Melansir Tempo, dampak dari disahkannya UU KUHP oleh DPR RI, langsung dirasakan oleh Mugni Ilma, jurnalis media online asal Nusa Tenggara Barat (NTB). Mugni mengalami intimidasi verbal dan diancam pidana menggunakan KUHP oleh perwira di Direktorat Reserse Kriminal Khusus (Ditreskrimsus) Polda NTB. Penyebabnya, Mugni dituduh mencemarkan nama baik karena menulis berita dugaan fee yang mengalir ke personel tim penyidik Ditreskrimsus yang sedang menangani kasus kosmetik ilegal.

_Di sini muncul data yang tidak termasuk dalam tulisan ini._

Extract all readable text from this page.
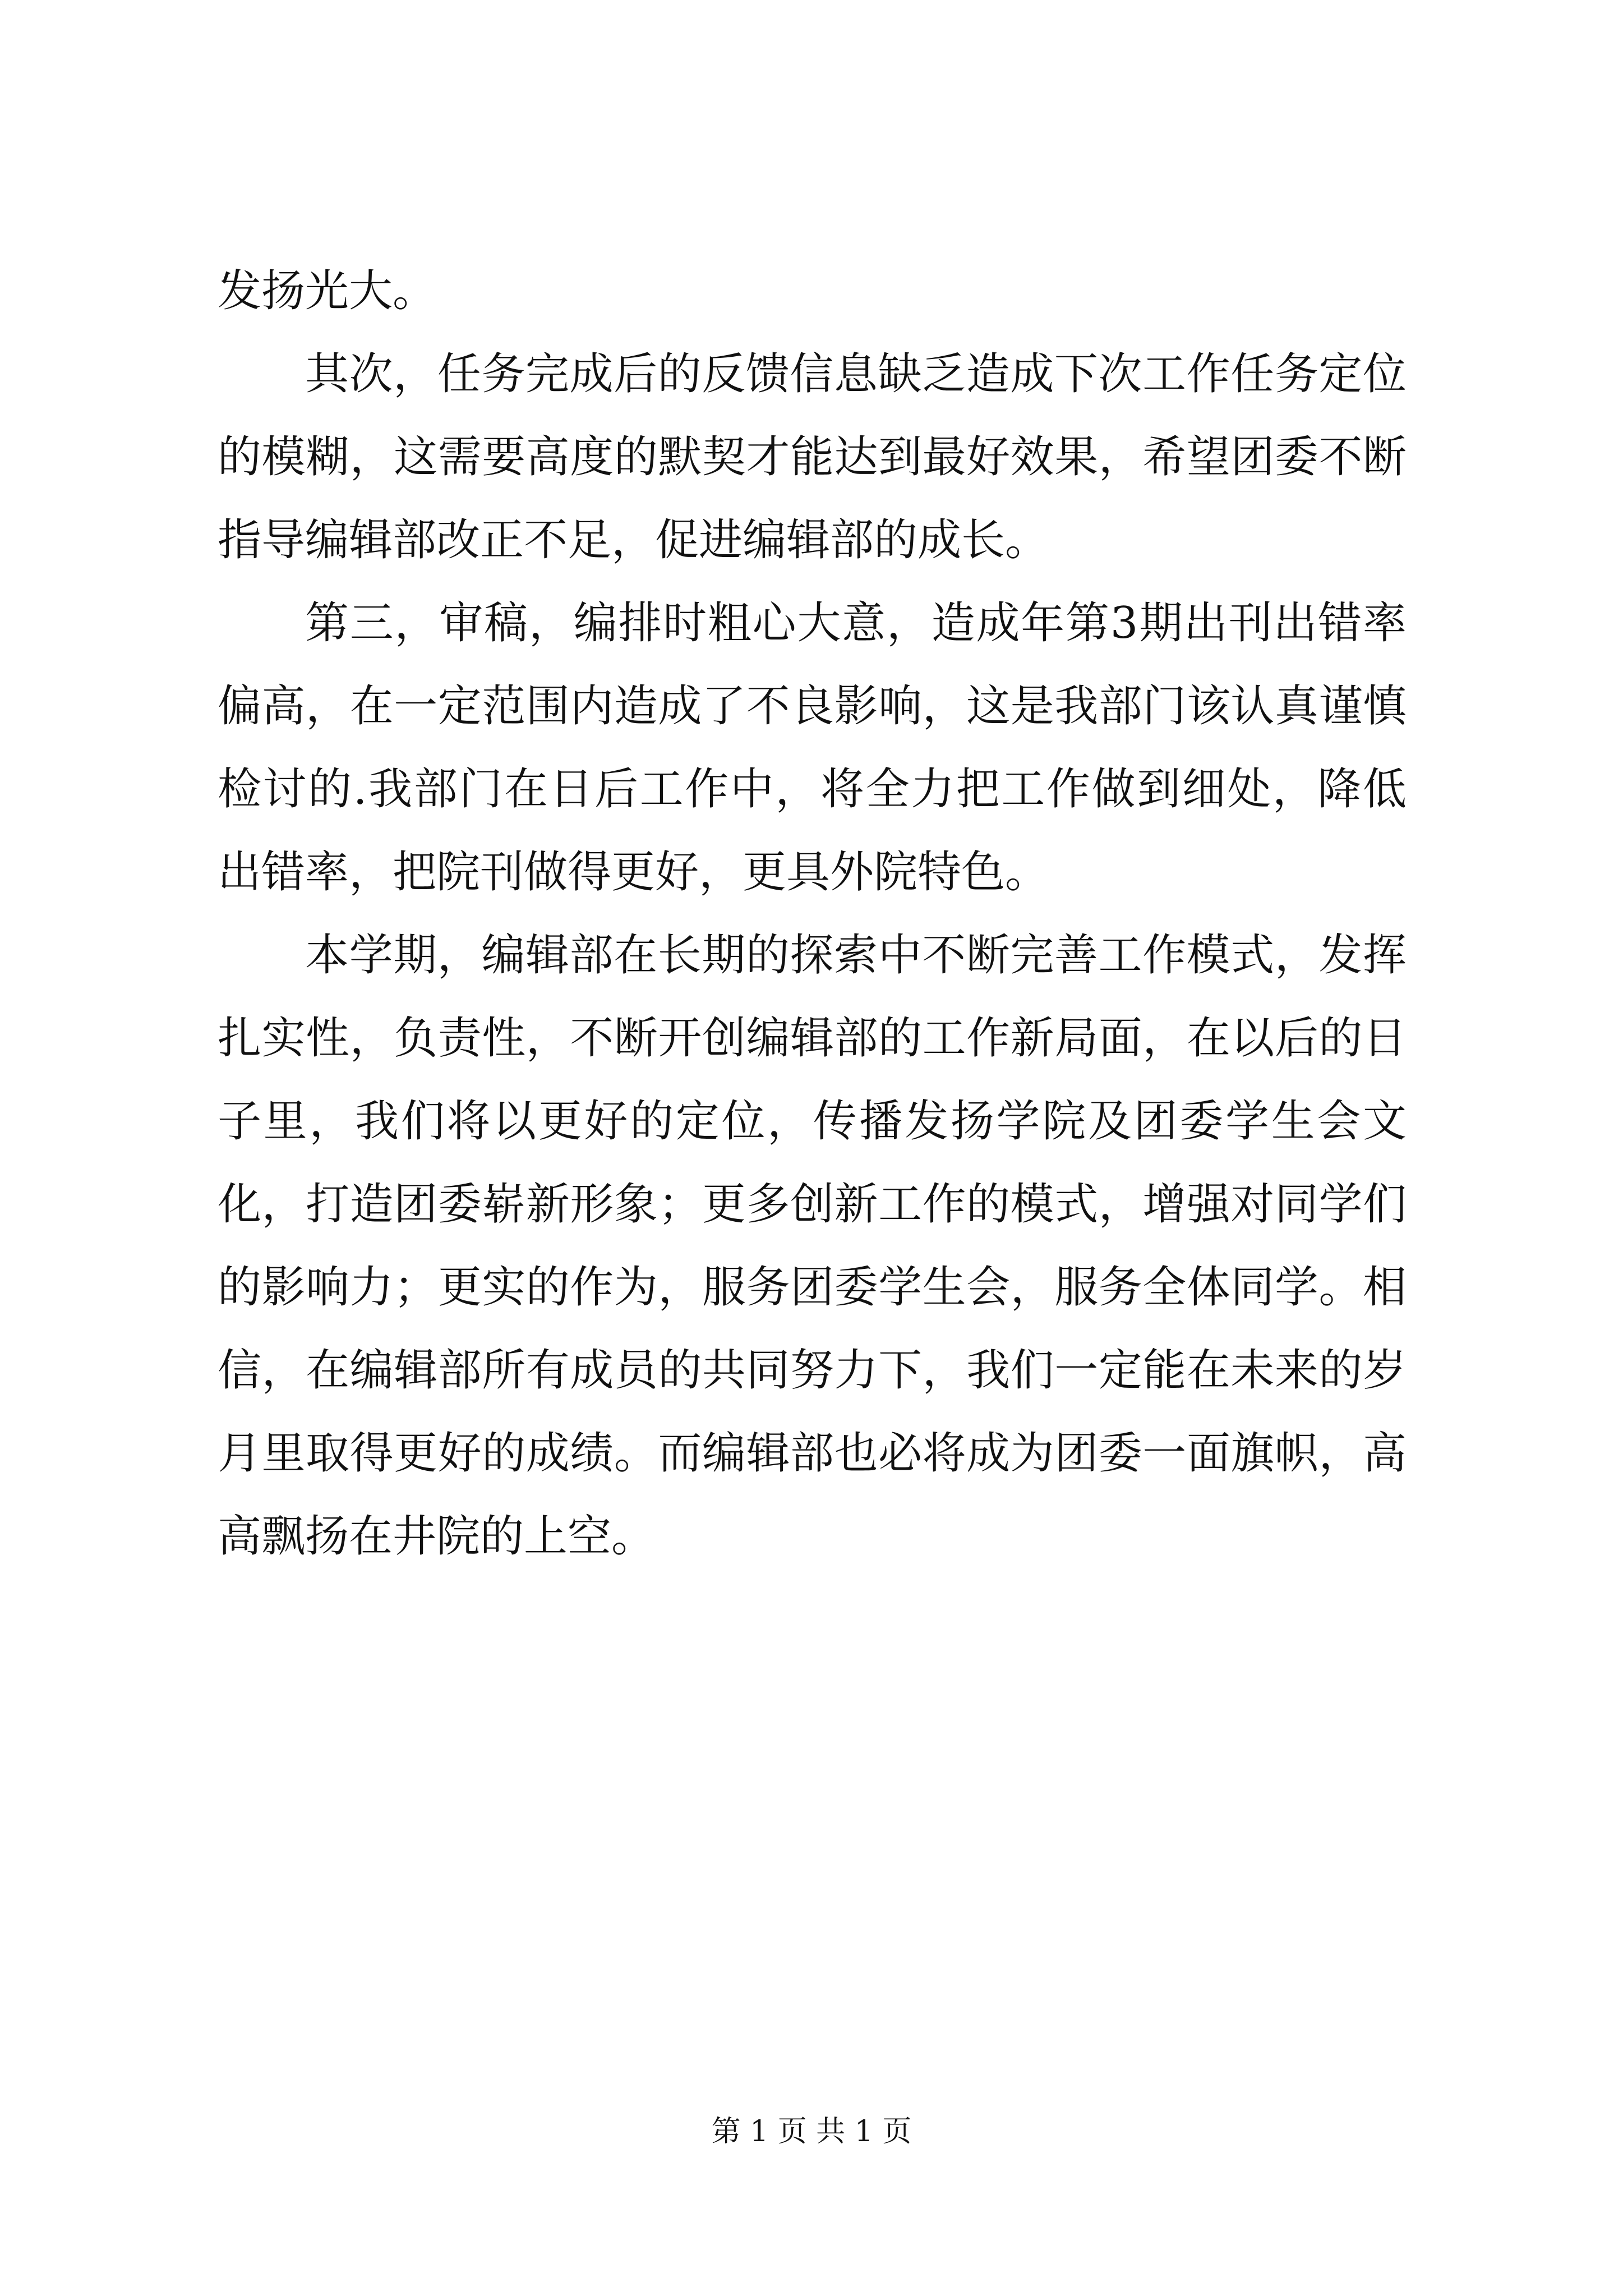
发扬光大。

其次，任务完成后的反馈信息缺乏造成下次工作任务定位的模糊，这需要高度的默契才能达到最好效果，希望团委不断指导编辑部改正不足，促进编辑部的成长。

第三，审稿，编排时粗心大意，造成年第3期出刊出错率偏高，在一定范围内造成了不良影响，这是我部门该认真谨慎检讨的.我部门在日后工作中，将全力把工作做到细处，降低出错率，把院刊做得更好，更具外院特色。

本学期，编辑部在长期的探索中不断完善工作模式，发挥扎实性，负责性，不断开创编辑部的工作新局面，在以后的日子里，我们将以更好的定位，传播发扬学院及团委学生会文化，打造团委崭新形象；更多创新工作的模式，增强对同学们的影响力；更实的作为，服务团委学生会，服务全体同学。相信，在编辑部所有成员的共同努力下，我们一定能在未来的岁月里取得更好的成绩。而编辑部也必将成为团委一面旗帜，高高飘扬在井院的上空。

第 1 页 共 1 页
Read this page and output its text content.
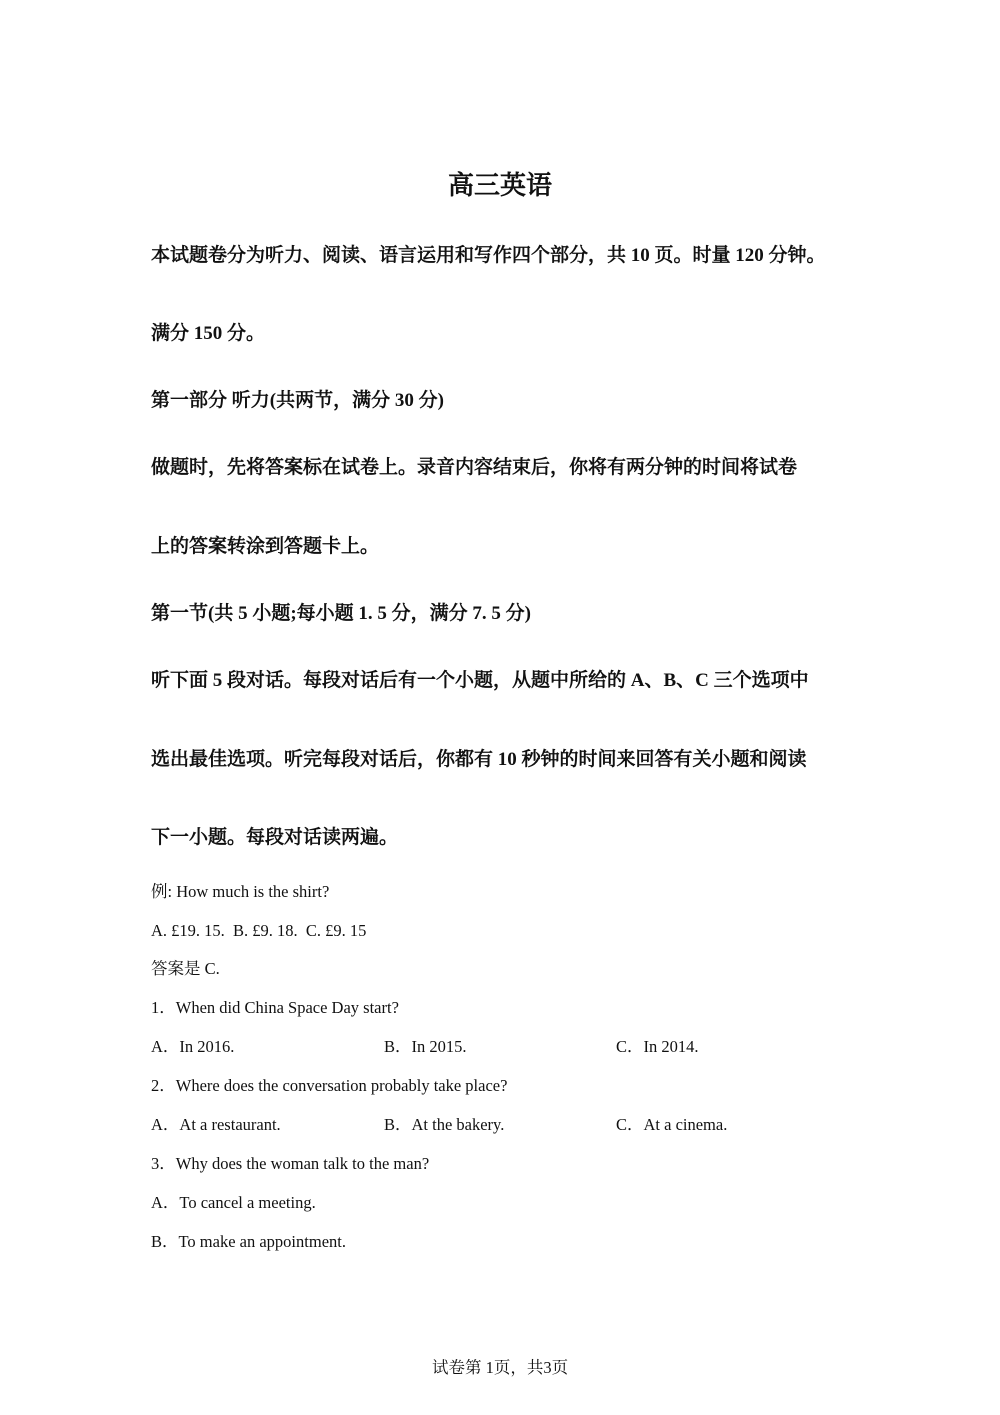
高三英语
本试题卷分为听力、阅读、语言运用和写作四个部分，共 10 页。时量 120 分钟。
满分 150 分。
第一部分 听力(共两节，满分 30 分)
做题时，先将答案标在试卷上。录音内容结束后，你将有两分钟的时间将试卷
上的答案转涂到答题卡上。
第一节(共 5 小题;每小题 1. 5 分，满分 7. 5 分)
听下面 5 段对话。每段对话后有一个小题，从题中所给的 A、B、C 三个选项中
选出最佳选项。听完每段对话后，你都有 10 秒钟的时间来回答有关小题和阅读
下一小题。每段对话读两遍。
例: How much is the shirt?
A. £19. 15.  B. £9. 18.  C. £9. 15
答案是 C.
1．When did China Space Day start?
A．In 2016.	B．In 2015.	C．In 2014.
2．Where does the conversation probably take place?
A．At a restaurant.	B．At the bakery.	C．At a cinema.
3．Why does the woman talk to the man?
A．To cancel a meeting.
B．To make an appointment.
试卷第 1页，共3页
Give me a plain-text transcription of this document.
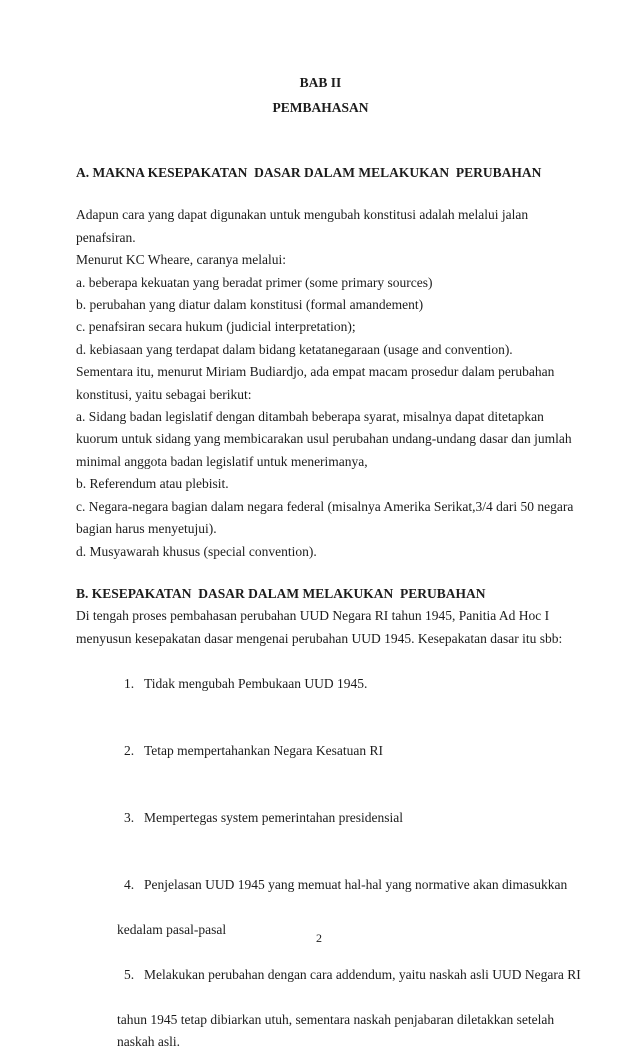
BAB II
PEMBAHASAN
A. MAKNA KESEPAKATAN  DASAR DALAM MELAKUKAN  PERUBAHAN
Adapun cara yang dapat digunakan untuk mengubah konstitusi adalah melalui jalan
penafsiran.
Menurut KC Wheare, caranya melalui:
a. beberapa kekuatan yang beradat primer (some primary sources)
b. perubahan yang diatur dalam konstitusi (formal amandement)
c. penafsiran secara hukum (judicial interpretation);
d. kebiasaan yang terdapat dalam bidang ketatanegaraan (usage and convention).
Sementara itu, menurut Miriam Budiardjo, ada empat macam prosedur dalam perubahan
konstitusi, yaitu sebagai berikut:
a. Sidang badan legislatif dengan ditambah beberapa syarat, misalnya dapat ditetapkan
kuorum untuk sidang yang membicarakan usul perubahan undang-undang dasar dan jumlah
minimal anggota badan legislatif untuk menerimanya,
b. Referendum atau plebisit.
c. Negara-negara bagian dalam negara federal (misalnya Amerika Serikat,3/4 dari 50 negara
bagian harus menyetujui).
d. Musyawarah khusus (special convention).
B. KESEPAKATAN  DASAR DALAM MELAKUKAN  PERUBAHAN
Di tengah proses pembahasan perubahan UUD Negara RI tahun 1945, Panitia Ad Hoc I
menyusun kesepakatan dasar mengenai perubahan UUD 1945. Kesepakatan dasar itu sbb:

1. Tidak mengubah Pembukaan UUD 1945.

2. Tetap mempertahankan Negara Kesatuan RI

3. Mempertegas system pemerintahan presidensial

4. Penjelasan UUD 1945 yang memuat hal-hal yang normative akan dimasukkan

kedalam pasal-pasal

5. Melakukan perubahan dengan cara addendum, yaitu naskah asli UUD Negara RI

tahun 1945 tetap dibiarkan utuh, sementara naskah penjabaran diletakkan setelah
naskah asli.
2
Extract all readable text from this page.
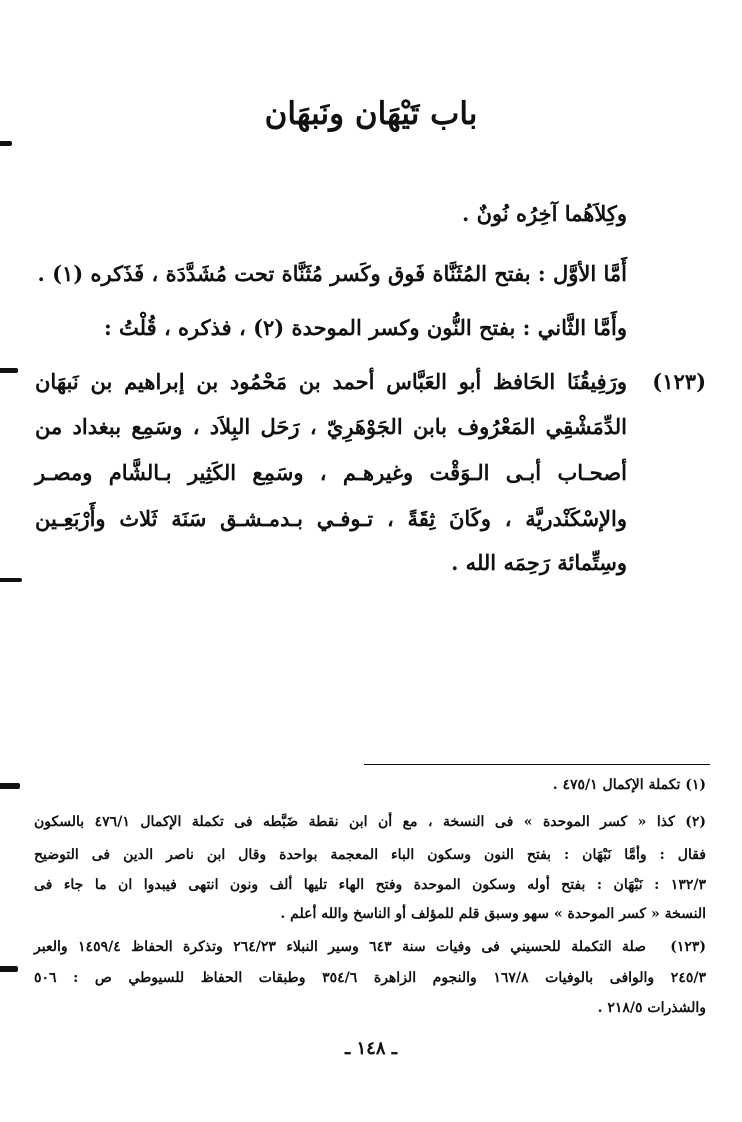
باب تَيْهَان ونَبهَان
وكِلاَهُما آخِرُه نُونٌ .
أَمَّا الأوَّل : بفتح المُثَنَّاة فَوق وكَسر مُثَنَّاة تحت مُشَدَّدَة ، فَذَكره (١) .
وأَمَّا الثَّاني : بفتح النُّون وكسر الموحدة (٢) ، فذكره ، قُلْتُ :
(١٢٣)
ورَفِيقُنَا الحَافظ أبو العَبَّاس أحمد بن مَحْمُود بن إبراهيم بن نَبهَان
الدِّمَشْقِي المَعْرُوف بابن الجَوْهَرِيّ ، رَحَل البِلاَد ، وسَمِع ببغداد من
أصحـاب أبـى الـوَقْت وغيرهـم ، وسَمِع الكَثِير بـالشَّام ومصـر
والإسْكَنْدريَّة ، وكَانَ ثِقَةً ، تـوفـي بـدمـشـق سَنَة ثَلاث وأَرْبَعِـين
وسِتِّمائة رَحِمَه الله .
(١) تكملة الإكمال ٤٧٥/١ .
(٢) كذا « كسر الموحدة » فى النسخة ، مع أن ابن نقطة ضَبَّطه فى تكملة الإكمال ٤٧٦/١ بالسكون
فقال : وأمَّا نَبْهَان : بفتح النون وسكون الباء المعجمة بواحدة وقال ابن ناصر الدين فى التوضيح
١٣٢/٣ : نَبْهَان : بفتح أوله وسكون الموحدة وفتح الهاء تليها ألف ونون انتهى فيبدوا ان ما جاء فى
النسخة « كسر الموحدة » سهو وسبق قلم للمؤلف أو الناسخ والله أعلم .
(١٢٣)
صلة التكملة للحسيني فى وفيات سنة ٦٤٣ وسير النبلاء ٢٦٤/٢٣ وتذكرة الحفاظ ١٤٥٩/٤ والعبر
٢٤٥/٣ والوافى بالوفيات ١٦٧/٨ والنجوم الزاهرة ٣٥٤/٦ وطبقات الحفاظ للسيوطي ص : ٥٠٦
والشذرات ٢١٨/٥ .
ـ ١٤٨ ـ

Padahal menurut Aliansi Jurnalis Independen (AJI) Mataram, berita yang ditulis Mugni dipastikan sudah memenuhi unsur fakta dan kaidah jurnalistik tentang asas keberimbangan. “Berita yang ditulis sudah melalui proses verifikasi dan konfirmasi. Secara kaidah maupun kode etik tidak ada yang dilanggar,” ujar Ketua AJI Mataram, Muhammad Kasim.
Dari kasus tersebut, lanjut Kasim, dapat dilihat bahwa KUHP telah menjadi alat untuk mengintimidasi. Tak heran bila hal itu menimbulkan kekhawatiran yang dapat membahayakan insan pers, seperti yang telah disampaikan oleh Dewan Pers.
Sebelumnya, Ketua Ketua Komisi Hukum dan Perundang-Undangan Dewan Pers, Arif Zulkufli menyebut UU KUHP berpotensi membungkam lantaran dapat menjerat wartawan dan perusahaan pers sebagai pelaku tindak pidana ketika menjalankan tugas jurnalistik. “Tidak hanya mengancam dan mencederai kemerdekaan pers, namun juga berbahaya bagi demokrasi, kebebasan beragama dan berkeyakinan, serta pemberantasan korupsi,” kata Arif.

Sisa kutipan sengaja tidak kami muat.